I think God made all people good, but if we had to take a million immigrants in, say, Zulus, next year, or Englishmen, and put them in Virginia, what group would be easier to assimilate and would cause less problems for the people of Virginia?  

Pat said nothing against either English or Zulus. And considering language, customs, and political traditions, it seems likely that folks from Merry Old England, whatever their racial background, would likely assimilate faster and less expensively into Virginia than Zulu-speaking people of South Africa. I have visited both England and South Africa, and I can see what Pat meant. Thirty years on, out here in “flyover country,” we still don’t think a comment like that is a big deal, nor do we disagree.

The East Asian countries, especially China, South Korea and Japan, are ageing rapidly, with fertility rates well below replacement level.
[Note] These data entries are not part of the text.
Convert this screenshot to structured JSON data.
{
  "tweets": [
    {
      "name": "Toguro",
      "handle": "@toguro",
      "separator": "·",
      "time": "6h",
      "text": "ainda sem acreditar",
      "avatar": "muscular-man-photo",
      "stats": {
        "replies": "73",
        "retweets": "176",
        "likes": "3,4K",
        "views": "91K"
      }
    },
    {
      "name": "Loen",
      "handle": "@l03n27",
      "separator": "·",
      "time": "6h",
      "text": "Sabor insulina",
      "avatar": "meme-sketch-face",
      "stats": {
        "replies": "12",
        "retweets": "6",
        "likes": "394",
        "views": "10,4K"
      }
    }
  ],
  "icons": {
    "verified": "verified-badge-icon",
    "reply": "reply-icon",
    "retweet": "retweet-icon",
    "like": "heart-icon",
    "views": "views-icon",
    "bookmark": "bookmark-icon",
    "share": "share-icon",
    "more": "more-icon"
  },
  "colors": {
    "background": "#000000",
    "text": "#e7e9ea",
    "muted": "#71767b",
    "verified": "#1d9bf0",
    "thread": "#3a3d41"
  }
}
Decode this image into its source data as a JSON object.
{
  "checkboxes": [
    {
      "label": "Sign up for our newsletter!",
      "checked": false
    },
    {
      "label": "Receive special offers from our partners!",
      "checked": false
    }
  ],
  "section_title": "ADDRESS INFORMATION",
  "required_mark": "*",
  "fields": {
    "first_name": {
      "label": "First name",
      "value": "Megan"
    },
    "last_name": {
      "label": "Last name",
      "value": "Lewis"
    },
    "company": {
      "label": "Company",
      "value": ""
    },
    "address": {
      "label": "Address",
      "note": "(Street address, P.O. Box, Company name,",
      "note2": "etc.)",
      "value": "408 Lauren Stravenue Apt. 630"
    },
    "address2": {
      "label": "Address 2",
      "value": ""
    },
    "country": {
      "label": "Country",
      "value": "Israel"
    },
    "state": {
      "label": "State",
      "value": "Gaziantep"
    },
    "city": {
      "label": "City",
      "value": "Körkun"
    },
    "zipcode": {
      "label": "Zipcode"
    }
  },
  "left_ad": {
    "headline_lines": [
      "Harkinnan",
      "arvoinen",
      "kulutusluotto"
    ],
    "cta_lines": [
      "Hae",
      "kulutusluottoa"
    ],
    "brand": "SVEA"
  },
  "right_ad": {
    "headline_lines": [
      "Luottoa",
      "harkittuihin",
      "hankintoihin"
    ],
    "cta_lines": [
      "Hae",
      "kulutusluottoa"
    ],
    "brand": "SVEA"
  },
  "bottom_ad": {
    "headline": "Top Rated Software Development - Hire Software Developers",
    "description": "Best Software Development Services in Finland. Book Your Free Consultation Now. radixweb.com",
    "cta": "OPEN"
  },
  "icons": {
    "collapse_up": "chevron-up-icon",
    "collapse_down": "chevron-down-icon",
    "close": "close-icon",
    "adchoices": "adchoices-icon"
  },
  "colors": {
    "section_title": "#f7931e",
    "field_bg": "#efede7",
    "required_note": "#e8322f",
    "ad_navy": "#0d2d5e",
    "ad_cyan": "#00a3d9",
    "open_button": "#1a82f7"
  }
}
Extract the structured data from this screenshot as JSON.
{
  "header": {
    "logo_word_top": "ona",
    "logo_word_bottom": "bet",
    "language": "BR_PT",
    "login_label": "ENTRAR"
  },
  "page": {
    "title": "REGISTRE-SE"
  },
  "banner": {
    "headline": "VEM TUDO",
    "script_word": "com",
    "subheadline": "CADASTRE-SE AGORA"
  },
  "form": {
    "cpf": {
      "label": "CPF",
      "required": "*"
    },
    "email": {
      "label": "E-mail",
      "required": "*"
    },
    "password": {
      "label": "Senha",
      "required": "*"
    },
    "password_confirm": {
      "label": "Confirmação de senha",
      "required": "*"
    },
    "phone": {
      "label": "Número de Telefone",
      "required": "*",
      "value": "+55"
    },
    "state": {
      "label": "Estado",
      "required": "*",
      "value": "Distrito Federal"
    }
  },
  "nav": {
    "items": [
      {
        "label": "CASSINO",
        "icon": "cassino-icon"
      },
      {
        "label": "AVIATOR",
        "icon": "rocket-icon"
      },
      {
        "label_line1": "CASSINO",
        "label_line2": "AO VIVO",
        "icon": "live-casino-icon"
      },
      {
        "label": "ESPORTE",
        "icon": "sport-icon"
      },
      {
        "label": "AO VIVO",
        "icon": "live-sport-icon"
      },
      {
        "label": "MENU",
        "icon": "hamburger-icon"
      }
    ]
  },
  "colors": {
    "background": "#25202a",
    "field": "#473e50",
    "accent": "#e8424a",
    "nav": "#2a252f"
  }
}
Unlike the West, and for reasons reminiscent of Mr Buchanan’s remarks, those countries have been resistant to immigration (though Japan imports a few Asian immigrantsto do jobs that there are no Japanese around to fill, especially in elder care). Many Asians believe that mass immigration would dilute their respective cultures. They want Japan to remain Japanese, etc. Some of the Eastern European countries have similar attitudes, notably Hungary.  There’s no reason to hold that against them if that is their preference.

The US is in the midst of an identity crisis. There is no longer any appreciable degree of social cohesion, much less a common national Zeitgeist. This is due in part to (1) mass immigration over a short period of time, (2) immigration from so many vastly different cultures, and (3) abandoning assimilation in favour of feel-good diversity and identity politics.

In spite of the large-scale immigration, we are still on the path to becoming an ageing society, just a few steps behind Russia and China. After all the domestic strife in the states, where the media and leftist politicians tell the world that every other American is a closeted bigot and that there are only oppressed and oppressors among us, I can’t blame Asian countries for being reluctant to follow our path.

So here’s the conundrum. We’re dying out. We’d like to preserve our respective cultures by having more of us. Immigration is not the cure-all. How do we inspire people to prioritize family over economics?

At the very least, we could watch what Hungary is doing and take note of what Russia and China come up with. And finally, consider the source where the chattering class is concerned.